The Martin Margiela fashion line has always been associated with avante garde fashion back when Margiela himself was designing for the house. I havent' checked if that tag can still be applied for its current line. The House's first scent, Untitled, can't really be describes as such. Untitled, at first, reminded me of a 70s powerhouse fragrance. The initial spray is a burst of galbanum: very strong, very green, very moist. Someone described this perfume as smelling something "after the rain," and I think that is very apt. There is a slightly wet, slightly moldy quality to it. But don't get put off by that description, for it is enveloped by a very subtle bitter orange border. The jasmine then kicks in, and it is a very sweet jasmine, silhouetted by the galbanum still, which makes it veiled. All these change are subtle, and substantial, proving how well-blended the fragrance is. It dries down to a soft, musky, woodsy (and still sweet) cedar, with just a hint of incense to wake it up a little bit. The over all effect is still very retro, I think, but its quiet elegance and wearability will instantly make this a modern classic. No wonder I liked it so much, it was created by Daniela Andrier, who created the Prada Infusion series, all of which are favorites of mine. This is perfect for the summer, and for me a green shower in the middle of the desert.

Martin Margiela Untitled

Top notes: Galbanum essence, Box green, Bitter orange blossom absolute
Middle notes: Lentiscus resinoid, Jasmine, Galbanum resinoid
Base notes: Musk (Serenolide), Cedar, Incense resinoid

Saturday, July 9, 2011

Crowne Jewels In Search Of A Movie

Sometimes it sucks being "different." It's Summer, and I am really not interested in the Summer Blockbusters. Transformers don't titillate me, I thought X-Men was a porn flick , and I presumed The Green Lantern was something you put out on your porch during the Christmas season. So I am left with something like "Larry Crowne," which is a romantic comedy starring Tom Hanks and Julia Roberts. At first, the idea was kind fo appealing: an adult romantic story starring real adults. 

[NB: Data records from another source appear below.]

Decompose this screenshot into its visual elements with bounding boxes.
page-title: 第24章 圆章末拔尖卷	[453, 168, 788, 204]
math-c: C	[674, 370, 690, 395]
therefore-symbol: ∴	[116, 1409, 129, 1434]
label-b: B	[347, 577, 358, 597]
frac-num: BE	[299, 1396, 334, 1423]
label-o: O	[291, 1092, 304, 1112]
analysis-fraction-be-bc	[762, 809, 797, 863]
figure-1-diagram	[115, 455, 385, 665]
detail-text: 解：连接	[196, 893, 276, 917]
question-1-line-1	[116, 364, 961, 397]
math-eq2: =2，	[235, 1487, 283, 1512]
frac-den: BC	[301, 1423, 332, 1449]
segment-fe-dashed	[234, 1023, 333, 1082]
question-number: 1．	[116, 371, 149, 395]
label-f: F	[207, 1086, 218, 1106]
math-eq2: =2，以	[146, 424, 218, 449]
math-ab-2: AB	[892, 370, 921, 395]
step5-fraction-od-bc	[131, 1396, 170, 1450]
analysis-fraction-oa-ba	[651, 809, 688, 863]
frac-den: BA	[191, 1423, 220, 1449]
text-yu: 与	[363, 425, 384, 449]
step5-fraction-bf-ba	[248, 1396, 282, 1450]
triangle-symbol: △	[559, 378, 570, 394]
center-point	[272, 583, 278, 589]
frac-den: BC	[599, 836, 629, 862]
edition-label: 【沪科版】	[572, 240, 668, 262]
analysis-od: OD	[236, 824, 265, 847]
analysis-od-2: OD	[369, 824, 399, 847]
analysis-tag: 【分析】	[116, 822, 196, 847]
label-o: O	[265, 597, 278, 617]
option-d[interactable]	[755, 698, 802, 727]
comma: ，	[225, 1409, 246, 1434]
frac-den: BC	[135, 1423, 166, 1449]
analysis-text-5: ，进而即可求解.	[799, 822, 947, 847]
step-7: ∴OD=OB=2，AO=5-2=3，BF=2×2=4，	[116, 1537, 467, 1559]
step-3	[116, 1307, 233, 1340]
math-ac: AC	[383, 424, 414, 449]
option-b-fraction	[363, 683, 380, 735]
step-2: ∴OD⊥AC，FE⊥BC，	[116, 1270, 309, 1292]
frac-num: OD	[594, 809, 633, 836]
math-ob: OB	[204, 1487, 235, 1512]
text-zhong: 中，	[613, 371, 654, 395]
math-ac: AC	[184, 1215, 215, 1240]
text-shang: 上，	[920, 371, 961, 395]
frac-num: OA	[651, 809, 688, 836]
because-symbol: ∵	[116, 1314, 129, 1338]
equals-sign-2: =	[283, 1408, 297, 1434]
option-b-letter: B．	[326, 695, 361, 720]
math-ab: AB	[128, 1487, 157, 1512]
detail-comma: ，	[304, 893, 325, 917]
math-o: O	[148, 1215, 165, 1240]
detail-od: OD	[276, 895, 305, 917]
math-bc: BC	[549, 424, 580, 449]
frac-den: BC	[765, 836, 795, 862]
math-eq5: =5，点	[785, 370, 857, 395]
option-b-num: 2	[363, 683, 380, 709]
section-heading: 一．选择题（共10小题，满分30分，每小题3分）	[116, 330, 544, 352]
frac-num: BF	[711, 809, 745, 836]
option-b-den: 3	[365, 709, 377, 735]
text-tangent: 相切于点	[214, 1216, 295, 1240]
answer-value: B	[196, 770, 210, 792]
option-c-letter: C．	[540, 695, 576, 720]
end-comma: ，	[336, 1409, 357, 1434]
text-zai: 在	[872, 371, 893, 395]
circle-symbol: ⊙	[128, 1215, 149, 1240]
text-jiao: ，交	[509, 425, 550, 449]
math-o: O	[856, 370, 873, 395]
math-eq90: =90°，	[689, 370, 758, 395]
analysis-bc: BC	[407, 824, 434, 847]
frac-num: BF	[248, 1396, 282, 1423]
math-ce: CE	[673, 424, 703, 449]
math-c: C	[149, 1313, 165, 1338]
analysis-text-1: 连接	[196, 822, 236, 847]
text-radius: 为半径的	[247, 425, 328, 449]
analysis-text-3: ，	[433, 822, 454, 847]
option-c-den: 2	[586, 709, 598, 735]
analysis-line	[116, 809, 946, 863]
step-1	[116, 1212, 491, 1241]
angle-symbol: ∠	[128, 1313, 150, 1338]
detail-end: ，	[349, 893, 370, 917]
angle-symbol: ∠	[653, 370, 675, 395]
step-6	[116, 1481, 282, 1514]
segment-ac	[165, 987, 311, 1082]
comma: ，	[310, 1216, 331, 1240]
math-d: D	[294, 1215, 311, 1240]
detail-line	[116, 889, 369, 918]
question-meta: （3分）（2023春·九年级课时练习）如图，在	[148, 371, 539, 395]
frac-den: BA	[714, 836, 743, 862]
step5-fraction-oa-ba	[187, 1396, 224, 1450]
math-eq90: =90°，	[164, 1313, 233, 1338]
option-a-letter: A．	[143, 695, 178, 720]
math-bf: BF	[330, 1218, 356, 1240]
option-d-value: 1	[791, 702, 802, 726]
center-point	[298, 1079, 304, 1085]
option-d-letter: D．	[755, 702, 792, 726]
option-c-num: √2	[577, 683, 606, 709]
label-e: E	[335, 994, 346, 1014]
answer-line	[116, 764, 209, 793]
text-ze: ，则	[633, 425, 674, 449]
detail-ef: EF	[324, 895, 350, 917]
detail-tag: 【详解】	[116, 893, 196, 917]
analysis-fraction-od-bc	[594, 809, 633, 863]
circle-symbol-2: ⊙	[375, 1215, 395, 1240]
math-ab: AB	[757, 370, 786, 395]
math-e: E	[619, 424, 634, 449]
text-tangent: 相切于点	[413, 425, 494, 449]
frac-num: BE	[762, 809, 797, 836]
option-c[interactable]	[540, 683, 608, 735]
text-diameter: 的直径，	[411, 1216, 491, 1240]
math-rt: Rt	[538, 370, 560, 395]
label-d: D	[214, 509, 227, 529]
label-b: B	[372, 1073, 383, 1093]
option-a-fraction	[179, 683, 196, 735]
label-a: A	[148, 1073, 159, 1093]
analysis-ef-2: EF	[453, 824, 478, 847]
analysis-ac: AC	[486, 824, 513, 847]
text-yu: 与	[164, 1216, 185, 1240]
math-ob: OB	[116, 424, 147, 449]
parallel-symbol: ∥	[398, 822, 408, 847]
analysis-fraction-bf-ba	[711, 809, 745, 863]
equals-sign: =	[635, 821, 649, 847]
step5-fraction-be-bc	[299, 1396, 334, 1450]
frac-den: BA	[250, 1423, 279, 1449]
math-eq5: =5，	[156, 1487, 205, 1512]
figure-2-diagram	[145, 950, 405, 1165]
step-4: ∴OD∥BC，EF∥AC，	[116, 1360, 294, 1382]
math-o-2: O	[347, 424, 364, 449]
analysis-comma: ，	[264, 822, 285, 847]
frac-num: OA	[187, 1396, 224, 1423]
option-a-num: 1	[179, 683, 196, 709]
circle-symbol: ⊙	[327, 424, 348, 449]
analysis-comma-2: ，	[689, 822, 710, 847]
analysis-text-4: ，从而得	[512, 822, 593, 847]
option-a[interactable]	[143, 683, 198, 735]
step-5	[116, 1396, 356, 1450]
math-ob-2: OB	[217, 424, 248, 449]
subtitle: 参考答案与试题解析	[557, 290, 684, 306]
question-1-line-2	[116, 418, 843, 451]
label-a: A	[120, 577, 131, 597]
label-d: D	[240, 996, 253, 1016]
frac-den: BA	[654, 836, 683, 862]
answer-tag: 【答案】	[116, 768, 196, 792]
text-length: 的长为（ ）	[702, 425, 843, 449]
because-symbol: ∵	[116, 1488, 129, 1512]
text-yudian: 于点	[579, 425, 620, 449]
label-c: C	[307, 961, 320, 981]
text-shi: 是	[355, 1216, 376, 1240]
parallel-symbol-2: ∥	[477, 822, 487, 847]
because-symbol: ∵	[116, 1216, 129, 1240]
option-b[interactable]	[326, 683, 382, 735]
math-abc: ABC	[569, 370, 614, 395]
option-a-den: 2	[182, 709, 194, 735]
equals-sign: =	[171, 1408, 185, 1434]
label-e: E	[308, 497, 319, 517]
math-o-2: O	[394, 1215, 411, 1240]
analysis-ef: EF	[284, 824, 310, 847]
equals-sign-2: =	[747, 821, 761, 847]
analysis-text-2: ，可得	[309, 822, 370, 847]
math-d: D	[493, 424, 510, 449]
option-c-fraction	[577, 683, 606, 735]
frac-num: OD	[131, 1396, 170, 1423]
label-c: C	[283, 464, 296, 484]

But this romantic comedy was neither romantic nor comedic. Both Hanks and Julia are game, and they show up ready...but they and their personas are bigger than this movie. They eat it up, and the movie is too.. nothing. It's akin to the King and Queen showing up to a party, and they are serving watermelon seeds. It's such a waste of star wattage.  Plus, the two movie stars have zilch chemistry. When they kiss, you can feel that they are awkward and having a "are-we-really-doing-this" kind of moment, as they almost roll their eyes.  The whole time, I kept on thinking, they must be really great friends for Julia to agree to star in this, and I wonder if Hanks paid her usual rate. This movie would be good for 100 minutes of airconditioning on a hot summer day, but, frankly, not much more than that. Maybe I should rethink my apathy for Harry Potter.